Brick MTTF vs. Availability

Before presenting experimental results, we illustrate the relationship between MTTF for an individual brick and the availability of data for SSM as a whole. We assume independent failures; when failures are correlated in Internet server clusters, it is often the result of a larger catastrophic failure that session state would not be expected to survive [20]. We describe a natural extension to SSM to survive site failures in section 8.

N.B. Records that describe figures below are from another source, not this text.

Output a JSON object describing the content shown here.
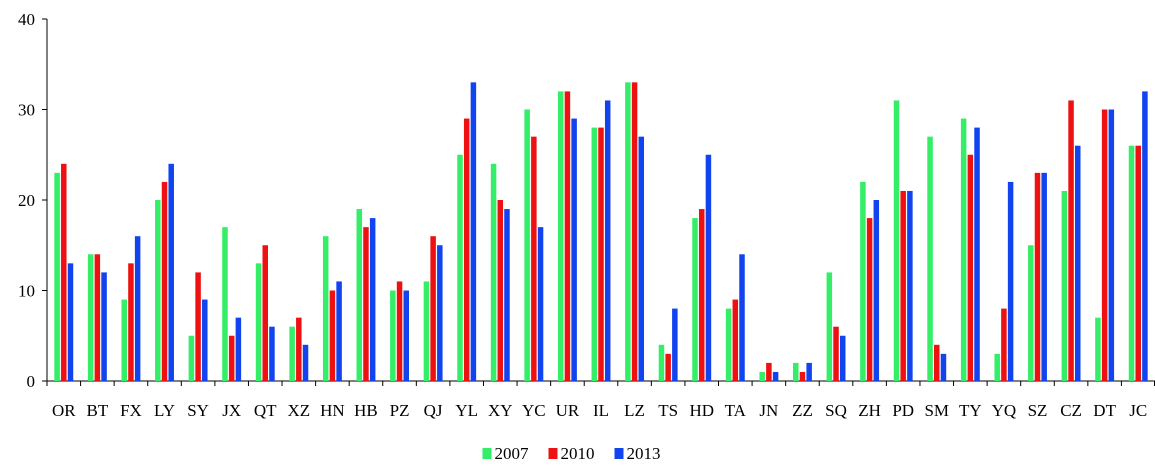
{
  "chart_data": {
    "type": "bar",
    "title": "",
    "xlabel": "",
    "ylabel": "",
    "ylim": [
      0,
      40
    ],
    "yticks": [
      0,
      10,
      20,
      30,
      40
    ],
    "grid": false,
    "legend_position": "bottom-center",
    "categories": [
      "OR",
      "BT",
      "FX",
      "LY",
      "SY",
      "JX",
      "QT",
      "XZ",
      "HN",
      "HB",
      "PZ",
      "QJ",
      "YL",
      "XY",
      "YC",
      "UR",
      "IL",
      "LZ",
      "TS",
      "HD",
      "TA",
      "JN",
      "ZZ",
      "SQ",
      "ZH",
      "PD",
      "SM",
      "TY",
      "YQ",
      "SZ",
      "CZ",
      "DT",
      "JC"
    ],
    "series": [
      {
        "name": "2007",
        "color": "#33ee66",
        "values": [
          23,
          14,
          9,
          20,
          5,
          17,
          13,
          6,
          16,
          19,
          10,
          11,
          25,
          24,
          30,
          32,
          28,
          33,
          4,
          18,
          8,
          1,
          2,
          12,
          22,
          31,
          27,
          29,
          3,
          15,
          21,
          7,
          26
        ]
      },
      {
        "name": "2010",
        "color": "#ee1111",
        "values": [
          24,
          14,
          13,
          22,
          12,
          5,
          15,
          7,
          10,
          17,
          11,
          16,
          29,
          20,
          27,
          32,
          28,
          33,
          3,
          19,
          9,
          2,
          1,
          6,
          18,
          21,
          4,
          25,
          8,
          23,
          31,
          30,
          26
        ]
      },
      {
        "name": "2013",
        "color": "#1144ee",
        "values": [
          13,
          12,
          16,
          24,
          9,
          7,
          6,
          4,
          11,
          18,
          10,
          15,
          33,
          19,
          17,
          29,
          31,
          27,
          8,
          25,
          14,
          1,
          2,
          5,
          20,
          21,
          3,
          28,
          22,
          23,
          26,
          30,
          32
        ]
      }
    ]
  }
}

Let brick failure be modeled by a Poisson process with rate $\mu$ (i.e., the brick's MTTF is $1/\mu$), and let writes for a particular user's data be modeled by a Poisson process with rate $\lambda$. (In other words, in practice $1 / \lambda$ is the session expiration time, usually on the order of minutes or tens of minutes.) Then $\rho = \lambda / \mu$ is intuitively the ratio of the write rate to the failure rate, or equivalently, the ratio of the MTTF of a brick vs. the write interarrival time.

A session state object is lost if all $WQ$ copies of it are lost. Since every successful write re-creates $WQ$ copies of the data, the object is not lost if at most $WQ - 1$ failures occur between successive writes of the object. Equations 1 and 2 show this probability for $WQ=3$ and $WQ=2$ respectively; figure 2 shows the probabilities graphically.

$$P_{no loss}^{WQ=3} = \frac {{\rho} {(\rho^2 + 6 \rho + 11)}} {(\rho + 1) (\rho + 2) {(\rho + 3)}}$$ (1)

$$P_{no loss}^{WQ=2} = \frac {\rho (\rho + 3)} {(\rho + 1) (\rho + 2)}$$ (2)

Figure: Probability of data loss with WQ=2 and 3. The x-axis is the ratio of MTTF to the session expiration time. The y-axis is the probability that all WQ copies are lost before the subsequent write.

Table 2 summarizes the implication of the equations in terms of ``number of nines'' of availability. For example, to achieve ``three nines'' of availability, or probability $0.999$ that data will not be lost, a system with $WQ=2$ must be able to keep an individual brick from crashing for an interval that is $43.3$ times as long as the average time between writes. Adding redundancy ($WQ=3$) reduces this, requiring an MTTF that is only $16.2$ times the average time between writes. For example, if the average time between writes is 5 minutes and $WQ=3$, three nines can be achieved as long as brick MTTF is at least 81 minutes.

Table: For WQ=2 and 3, the necessary ratio of MTTF to average interval between writes in order for probability of a subsequent write to achieve a certain number of nines

	$WQ=2$	$WQ=3$
1 Nine	3	2
2 Nines	12.7	6.5
3 Nines	43.3	16.2
4 Nines	140	37.2
5 Nines	446.8	82.4

Another way to look at it is to fix the ratio of MTTF to the write interval. Figure 3 sets this ratio to 10 (intuitively, this means roughly that writes occur ten times as often as failures) and illustrates the effect of adding redundancy (modifying $WQ$) on data loss.

Figure: We fix the ratio of MTTF to the average interval between writes to 10. The x-axis represents the number of copies written. The y-axis represents the probability that all copies are lost.